Un borrón de tela vuela por el aire que Katsuki instintivamente alcanza para atrapar, los ojos entrecerrados cuando se da cuenta de lo que eran.
Izuku se sube los pantalones cortos, ahora como un comando, mientras juguetea nerviosamente con el dobladillo de su chaqueta. Sus ojos estaban desviados, aún sin acostumbrarse a lo desvergonzado que era su novio cuando se trataba de ser un degenerado.
"Tú... Puedes tenerlos mientras estoy fuera, ¿¡de acuerdo!?"
Katsuki lo mira por un momento antes de llevar las bragas azul bebé a su rostro, gimiendo sin preocuparse en el mundo cuando ese almizcle vaginal lo golpea como un cigarrillo, solo que diez veces mejor en su humilde opinión. Izuku chilla ante eso, casi horrorizado.
"Mmm, gracias bebé. ¿Hasta luego? Voy a cocinar Katsudon".
Ante eso, Deku se ablanda, pero todavía tenía su labio tembloroso y el rubor plagaba su bonita cara de querubín.

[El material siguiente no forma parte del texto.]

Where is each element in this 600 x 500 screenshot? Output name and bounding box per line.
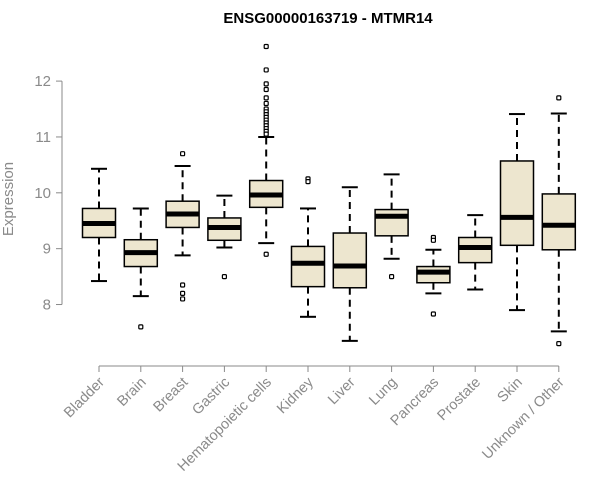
- outlier-point: [263, 81, 269, 87]
- y-tick-label: 9: [43, 241, 51, 258]
- box-group: [374, 173, 409, 280]
- outlier-point: [138, 324, 144, 330]
- box-group: [290, 176, 326, 318]
- y-tick-label: 8: [43, 297, 51, 314]
- x-tick-label: Lung: [366, 375, 400, 409]
- outlier-point: [263, 100, 269, 107]
- box-group: [332, 186, 368, 342]
- outlier-point: [556, 341, 562, 347]
- iqr-box: [332, 232, 368, 289]
- x-tick-label: Bladder: [61, 374, 108, 421]
- outlier-point: [263, 95, 269, 101]
- outlier-point: [430, 311, 436, 317]
- y-axis: 8 9 10 11 12: [34, 73, 63, 314]
- outlier-point: [180, 290, 186, 296]
- iqr-box: [457, 236, 493, 264]
- outlier-point: [180, 296, 186, 302]
- outlier-point: [305, 179, 311, 185]
- x-tick-label: Brain: [114, 375, 149, 410]
- box-group: [416, 234, 451, 317]
- box-group: [248, 43, 284, 257]
- boxes-group: [81, 43, 577, 347]
- iqr-box: [374, 208, 409, 237]
- outlier-point: [430, 237, 436, 243]
- x-tick-label: Skin: [495, 375, 526, 406]
- iqr-box: [499, 160, 535, 247]
- box-group: [499, 113, 535, 312]
- outlier-point: [180, 151, 186, 157]
- box-group: [207, 194, 242, 280]
- outlier-point: [263, 67, 269, 73]
- outlier-point: [263, 43, 269, 50]
- chart-title: ENSG00000163719 - MTMR14: [223, 10, 433, 27]
- x-tick-label: Kidney: [274, 374, 317, 417]
- y-axis-label: Expression: [0, 162, 17, 236]
- box-group: [457, 214, 493, 291]
- x-tick-label: Liver: [325, 374, 359, 408]
- y-tick-label: 12: [34, 73, 51, 90]
- x-tick-label: Prostate: [435, 375, 484, 424]
- y-tick-label: 11: [35, 129, 51, 146]
- outlier-point: [556, 95, 562, 101]
- y-tick-label: 10: [34, 185, 51, 202]
- iqr-box: [416, 265, 451, 284]
- x-tick-label: Breast: [150, 375, 191, 416]
- box-group: [123, 207, 159, 330]
- outlier-point: [263, 131, 269, 137]
- outlier-point: [263, 86, 269, 93]
- iqr-box: [290, 245, 326, 288]
- iqr-box: [541, 193, 577, 251]
- box-group: [81, 167, 117, 283]
- outlier-point: [389, 273, 395, 280]
- box-group: [165, 151, 200, 302]
- box-group: [541, 95, 577, 347]
- outlier-point: [180, 282, 186, 288]
- outlier-point: [221, 273, 227, 280]
- outlier-point: [263, 251, 269, 257]
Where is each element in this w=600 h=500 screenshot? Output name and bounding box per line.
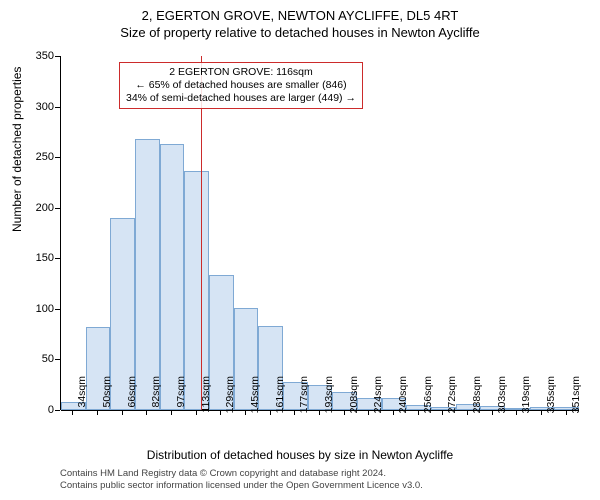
ytick-mark bbox=[55, 410, 60, 411]
xtick-label: 66sqm bbox=[126, 376, 138, 416]
main-title: 2, EGERTON GROVE, NEWTON AYCLIFFE, DL5 4… bbox=[0, 0, 600, 23]
annotation-line-1: 2 EGERTON GROVE: 116sqm bbox=[126, 66, 356, 79]
xtick-label: 272sqm bbox=[446, 376, 458, 416]
xtick-label: 256sqm bbox=[422, 376, 434, 416]
ytick-label: 200 bbox=[24, 202, 54, 214]
xtick-label: 113sqm bbox=[200, 376, 212, 416]
xtick-label: 129sqm bbox=[224, 376, 236, 416]
xtick-label: 240sqm bbox=[397, 376, 409, 416]
histogram-bar bbox=[184, 171, 208, 410]
ytick-mark bbox=[55, 157, 60, 158]
xtick-mark bbox=[97, 410, 98, 415]
ytick-label: 300 bbox=[24, 101, 54, 113]
xtick-label: 335sqm bbox=[545, 376, 557, 416]
y-axis-label: Number of detached properties bbox=[10, 67, 24, 232]
xtick-label: 193sqm bbox=[323, 376, 335, 416]
ytick-label: 0 bbox=[24, 404, 54, 416]
xtick-mark bbox=[368, 410, 369, 415]
annotation-line-2: ← 65% of detached houses are smaller (84… bbox=[126, 79, 356, 92]
xtick-label: 208sqm bbox=[348, 376, 360, 416]
sub-title: Size of property relative to detached ho… bbox=[0, 23, 600, 40]
ytick-label: 50 bbox=[24, 353, 54, 365]
ytick-label: 150 bbox=[24, 252, 54, 264]
xtick-mark bbox=[566, 410, 567, 415]
histogram-bar bbox=[160, 144, 184, 410]
titles-block: 2, EGERTON GROVE, NEWTON AYCLIFFE, DL5 4… bbox=[0, 0, 600, 40]
xtick-mark bbox=[220, 410, 221, 415]
ytick-mark bbox=[55, 359, 60, 360]
xtick-label: 161sqm bbox=[274, 376, 286, 416]
ytick-mark bbox=[55, 56, 60, 57]
ytick-label: 100 bbox=[24, 303, 54, 315]
footer-line-1: Contains HM Land Registry data © Crown c… bbox=[60, 468, 423, 480]
xtick-label: 351sqm bbox=[570, 376, 582, 416]
xtick-mark bbox=[516, 410, 517, 415]
histogram-bar bbox=[135, 139, 159, 410]
xtick-label: 288sqm bbox=[471, 376, 483, 416]
footer: Contains HM Land Registry data © Crown c… bbox=[60, 468, 423, 493]
xtick-mark bbox=[196, 410, 197, 415]
xtick-mark bbox=[541, 410, 542, 415]
plot-region: 2 EGERTON GROVE: 116sqm ← 65% of detache… bbox=[60, 56, 579, 410]
ytick-mark bbox=[55, 258, 60, 259]
xtick-label: 224sqm bbox=[372, 376, 384, 416]
xtick-mark bbox=[146, 410, 147, 415]
ytick-mark bbox=[55, 208, 60, 209]
footer-line-2: Contains public sector information licen… bbox=[60, 480, 423, 492]
ytick-label: 250 bbox=[24, 151, 54, 163]
xtick-label: 319sqm bbox=[520, 376, 532, 416]
xtick-label: 303sqm bbox=[496, 376, 508, 416]
xtick-label: 82sqm bbox=[150, 376, 162, 416]
annotation-box: 2 EGERTON GROVE: 116sqm ← 65% of detache… bbox=[119, 62, 363, 109]
chart-area: 2 EGERTON GROVE: 116sqm ← 65% of detache… bbox=[60, 56, 578, 410]
xtick-mark bbox=[442, 410, 443, 415]
xtick-mark bbox=[171, 410, 172, 415]
xtick-label: 177sqm bbox=[298, 376, 310, 416]
xtick-label: 145sqm bbox=[249, 376, 261, 416]
xtick-label: 97sqm bbox=[175, 376, 187, 416]
x-axis-title: Distribution of detached houses by size … bbox=[0, 448, 600, 462]
xtick-mark bbox=[418, 410, 419, 415]
xtick-label: 50sqm bbox=[101, 376, 113, 416]
xtick-mark bbox=[492, 410, 493, 415]
xtick-mark bbox=[245, 410, 246, 415]
xtick-mark bbox=[319, 410, 320, 415]
xtick-mark bbox=[344, 410, 345, 415]
ytick-mark bbox=[55, 309, 60, 310]
annotation-line-3: 34% of semi-detached houses are larger (… bbox=[126, 92, 356, 105]
ytick-label: 350 bbox=[24, 50, 54, 62]
xtick-mark bbox=[467, 410, 468, 415]
ytick-mark bbox=[55, 107, 60, 108]
xtick-mark bbox=[393, 410, 394, 415]
xtick-mark bbox=[122, 410, 123, 415]
xtick-mark bbox=[270, 410, 271, 415]
xtick-label: 34sqm bbox=[76, 376, 88, 416]
xtick-mark bbox=[72, 410, 73, 415]
xtick-mark bbox=[294, 410, 295, 415]
chart-container: 2, EGERTON GROVE, NEWTON AYCLIFFE, DL5 4… bbox=[0, 0, 600, 500]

"M-Mhm… hasta luego. Te amo, Kacchan".
Katsuki se guarda las bragas en el bolsillo y le lanza una sonrisa perezosa a su lindo novio. Joder , novio , ¿puedes creer eso? Katsuki ciertamente no puede, pero que se joda si no lo aprovecha al máximo.
Si realmente dependiera de él, evitaría que Izuku practicara y se comería ese coñito blando, pero Izuku se enojaría y, bueno, su felicidad está por encima de todo cuando se trata de Katsuki.
"También te amo bebé."
Por ahora, mientras Izuku no estaba, bueno. Tiene las braguitas de mierdecilla para hacerle compañía.